In a single issue, appellant claims the trial court erred in allowing Officer David Mosley to give his opinion on the legal definition of bodily injury. Appellant also complains Officer Mosley offered a legal conclusion that the “black eye and busted lip” injuries sustained by the complainant met that definition.

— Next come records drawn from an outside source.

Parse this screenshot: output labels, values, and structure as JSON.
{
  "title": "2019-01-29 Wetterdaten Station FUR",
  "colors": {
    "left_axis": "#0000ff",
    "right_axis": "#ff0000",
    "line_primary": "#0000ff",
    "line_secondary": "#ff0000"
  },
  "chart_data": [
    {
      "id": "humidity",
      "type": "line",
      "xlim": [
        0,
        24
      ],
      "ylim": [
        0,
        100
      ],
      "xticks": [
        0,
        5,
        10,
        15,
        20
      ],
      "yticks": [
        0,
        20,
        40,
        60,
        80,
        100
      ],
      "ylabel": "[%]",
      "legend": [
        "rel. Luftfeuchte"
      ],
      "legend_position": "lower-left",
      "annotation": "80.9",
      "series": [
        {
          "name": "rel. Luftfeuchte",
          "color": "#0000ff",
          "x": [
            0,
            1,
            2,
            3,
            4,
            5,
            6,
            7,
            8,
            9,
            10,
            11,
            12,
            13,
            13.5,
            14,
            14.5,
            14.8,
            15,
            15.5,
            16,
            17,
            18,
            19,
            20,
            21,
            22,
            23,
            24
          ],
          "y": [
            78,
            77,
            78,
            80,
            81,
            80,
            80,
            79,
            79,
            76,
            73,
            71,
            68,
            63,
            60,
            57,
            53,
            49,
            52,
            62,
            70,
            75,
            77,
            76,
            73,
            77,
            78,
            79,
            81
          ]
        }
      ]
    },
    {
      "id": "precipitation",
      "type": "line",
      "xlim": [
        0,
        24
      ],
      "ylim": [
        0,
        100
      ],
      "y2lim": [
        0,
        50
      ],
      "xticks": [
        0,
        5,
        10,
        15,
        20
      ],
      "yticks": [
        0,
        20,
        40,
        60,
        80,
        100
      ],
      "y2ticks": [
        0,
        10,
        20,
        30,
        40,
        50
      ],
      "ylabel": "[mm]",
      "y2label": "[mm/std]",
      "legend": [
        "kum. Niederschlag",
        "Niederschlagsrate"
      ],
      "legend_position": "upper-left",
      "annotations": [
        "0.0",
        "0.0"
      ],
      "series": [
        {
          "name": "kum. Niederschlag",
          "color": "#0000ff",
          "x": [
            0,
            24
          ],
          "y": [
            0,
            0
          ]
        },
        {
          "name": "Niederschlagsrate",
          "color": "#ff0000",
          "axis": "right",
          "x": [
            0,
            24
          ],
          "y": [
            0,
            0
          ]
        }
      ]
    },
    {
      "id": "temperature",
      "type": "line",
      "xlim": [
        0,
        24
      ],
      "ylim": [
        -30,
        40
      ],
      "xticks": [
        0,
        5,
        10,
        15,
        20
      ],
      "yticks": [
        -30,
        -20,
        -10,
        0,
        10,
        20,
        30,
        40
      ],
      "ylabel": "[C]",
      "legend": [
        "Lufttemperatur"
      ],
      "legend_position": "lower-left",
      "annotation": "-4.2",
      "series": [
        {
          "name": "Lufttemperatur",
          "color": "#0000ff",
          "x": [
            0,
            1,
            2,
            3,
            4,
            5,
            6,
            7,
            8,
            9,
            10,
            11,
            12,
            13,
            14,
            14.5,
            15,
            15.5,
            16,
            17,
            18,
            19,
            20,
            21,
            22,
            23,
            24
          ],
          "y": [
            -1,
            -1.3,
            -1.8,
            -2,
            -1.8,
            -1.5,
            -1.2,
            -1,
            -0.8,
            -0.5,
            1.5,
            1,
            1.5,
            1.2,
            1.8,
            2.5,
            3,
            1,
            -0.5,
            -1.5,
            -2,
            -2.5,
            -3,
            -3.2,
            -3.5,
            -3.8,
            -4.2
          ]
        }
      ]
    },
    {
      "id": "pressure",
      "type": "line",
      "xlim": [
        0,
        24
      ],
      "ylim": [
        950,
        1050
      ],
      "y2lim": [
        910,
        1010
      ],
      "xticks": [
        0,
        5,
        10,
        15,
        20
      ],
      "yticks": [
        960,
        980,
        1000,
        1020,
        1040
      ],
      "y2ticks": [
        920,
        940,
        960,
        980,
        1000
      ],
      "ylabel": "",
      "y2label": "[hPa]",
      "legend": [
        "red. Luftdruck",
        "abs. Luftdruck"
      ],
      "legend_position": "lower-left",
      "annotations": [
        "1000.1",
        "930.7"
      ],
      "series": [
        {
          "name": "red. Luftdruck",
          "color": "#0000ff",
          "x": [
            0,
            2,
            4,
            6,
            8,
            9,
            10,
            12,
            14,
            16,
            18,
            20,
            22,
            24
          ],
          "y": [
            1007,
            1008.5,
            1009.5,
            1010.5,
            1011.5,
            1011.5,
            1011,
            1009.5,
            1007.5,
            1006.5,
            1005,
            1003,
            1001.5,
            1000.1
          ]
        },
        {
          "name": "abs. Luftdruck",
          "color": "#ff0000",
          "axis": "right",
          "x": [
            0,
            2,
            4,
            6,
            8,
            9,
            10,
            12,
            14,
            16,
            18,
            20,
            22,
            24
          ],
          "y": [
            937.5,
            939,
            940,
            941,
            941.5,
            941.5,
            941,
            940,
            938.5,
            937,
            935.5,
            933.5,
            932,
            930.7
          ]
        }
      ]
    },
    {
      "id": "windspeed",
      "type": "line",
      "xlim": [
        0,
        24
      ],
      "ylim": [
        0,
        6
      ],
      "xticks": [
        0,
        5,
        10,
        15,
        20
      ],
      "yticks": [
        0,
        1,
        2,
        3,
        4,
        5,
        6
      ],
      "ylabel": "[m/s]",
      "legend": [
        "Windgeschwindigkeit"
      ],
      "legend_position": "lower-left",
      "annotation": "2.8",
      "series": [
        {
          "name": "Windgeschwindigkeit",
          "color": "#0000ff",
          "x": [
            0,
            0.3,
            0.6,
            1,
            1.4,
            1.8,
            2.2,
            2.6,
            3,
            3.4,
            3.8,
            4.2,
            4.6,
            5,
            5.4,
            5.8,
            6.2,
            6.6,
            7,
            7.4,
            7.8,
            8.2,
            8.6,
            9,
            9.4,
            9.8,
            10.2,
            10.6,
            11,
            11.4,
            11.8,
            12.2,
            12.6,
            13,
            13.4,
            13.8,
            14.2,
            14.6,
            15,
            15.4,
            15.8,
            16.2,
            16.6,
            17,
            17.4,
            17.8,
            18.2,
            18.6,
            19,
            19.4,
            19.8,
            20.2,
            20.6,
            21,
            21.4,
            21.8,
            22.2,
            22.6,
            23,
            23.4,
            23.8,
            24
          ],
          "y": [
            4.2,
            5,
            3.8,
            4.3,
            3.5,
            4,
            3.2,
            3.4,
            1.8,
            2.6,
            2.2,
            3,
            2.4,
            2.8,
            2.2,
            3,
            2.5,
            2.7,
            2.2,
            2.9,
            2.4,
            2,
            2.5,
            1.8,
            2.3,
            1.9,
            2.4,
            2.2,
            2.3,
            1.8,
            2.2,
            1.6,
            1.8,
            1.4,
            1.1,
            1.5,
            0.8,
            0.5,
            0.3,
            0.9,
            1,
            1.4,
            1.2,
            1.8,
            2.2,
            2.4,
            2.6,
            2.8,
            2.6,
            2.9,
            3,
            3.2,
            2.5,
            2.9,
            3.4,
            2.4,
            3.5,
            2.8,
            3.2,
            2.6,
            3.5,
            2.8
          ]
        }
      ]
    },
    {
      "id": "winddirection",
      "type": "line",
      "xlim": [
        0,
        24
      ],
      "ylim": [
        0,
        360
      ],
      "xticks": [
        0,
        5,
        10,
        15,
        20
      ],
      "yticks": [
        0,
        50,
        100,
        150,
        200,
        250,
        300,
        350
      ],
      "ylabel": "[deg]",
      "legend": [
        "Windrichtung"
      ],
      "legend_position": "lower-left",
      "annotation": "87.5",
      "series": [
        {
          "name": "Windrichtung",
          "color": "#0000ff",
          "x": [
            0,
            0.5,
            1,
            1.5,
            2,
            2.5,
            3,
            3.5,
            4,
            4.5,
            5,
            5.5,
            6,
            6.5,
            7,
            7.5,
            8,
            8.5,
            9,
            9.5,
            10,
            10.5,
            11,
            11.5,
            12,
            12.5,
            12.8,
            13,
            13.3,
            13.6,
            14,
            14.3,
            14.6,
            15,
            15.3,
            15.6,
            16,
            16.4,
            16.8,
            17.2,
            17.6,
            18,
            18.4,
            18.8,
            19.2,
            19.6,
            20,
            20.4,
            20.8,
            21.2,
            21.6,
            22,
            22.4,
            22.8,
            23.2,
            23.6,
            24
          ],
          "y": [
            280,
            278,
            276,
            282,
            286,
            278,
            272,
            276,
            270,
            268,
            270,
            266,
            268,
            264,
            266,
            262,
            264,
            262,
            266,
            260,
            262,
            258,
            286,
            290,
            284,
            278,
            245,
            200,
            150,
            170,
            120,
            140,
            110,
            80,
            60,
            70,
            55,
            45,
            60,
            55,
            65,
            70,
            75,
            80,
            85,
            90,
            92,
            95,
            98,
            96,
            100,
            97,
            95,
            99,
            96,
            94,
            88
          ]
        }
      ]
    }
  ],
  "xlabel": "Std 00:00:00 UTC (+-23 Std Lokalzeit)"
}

The record reflects Officer Mosley testified as follows:
Q. And is it your understanding that bodily injury constitutes physical pain, illness or impairment of the physical condition? A. Yes. [Defense Counsel]: Objection as to his conclusion on a legal definition, Your Honor. [The State]: Your Honor, I think he can testify whether he's familiar with it or not. THE COURT: Okay. The objection is overruled. Q. (By [The State]) And, so, are you familiar with that definition? A. Yes, I am. Q. Now in your opinion, did [the complainant] suffer bodily injury? A. Yes, he did.
The only objection was made after the question was answered and therefore was not timely. See Erazo v. State, 260 S.W.3d 510, 514 (Tex. App.—Houston [14th Dist.] 2008, pet. ref’d) (objection made after complained-of testimony was not timely); see also Berry v. State, 233 S.W.3d 847, 857 (Tex. Crim. App. 2007) (same). No objection was made when Officer Mosley was asked for his opinion as to whether the complainant suffered bodily injury. Accordingly, nothing is preserved for our review. See Tex. R. App. P. 33.1(a). Appellant’s sole issue is overruled. The judgment of the trial court is affirmed.
/s/ Sharon McCally Justice Panel consists of Justices Boyce, McCally and Busby. Do Not Publish— TEX. R. APP. P. 47.2(b).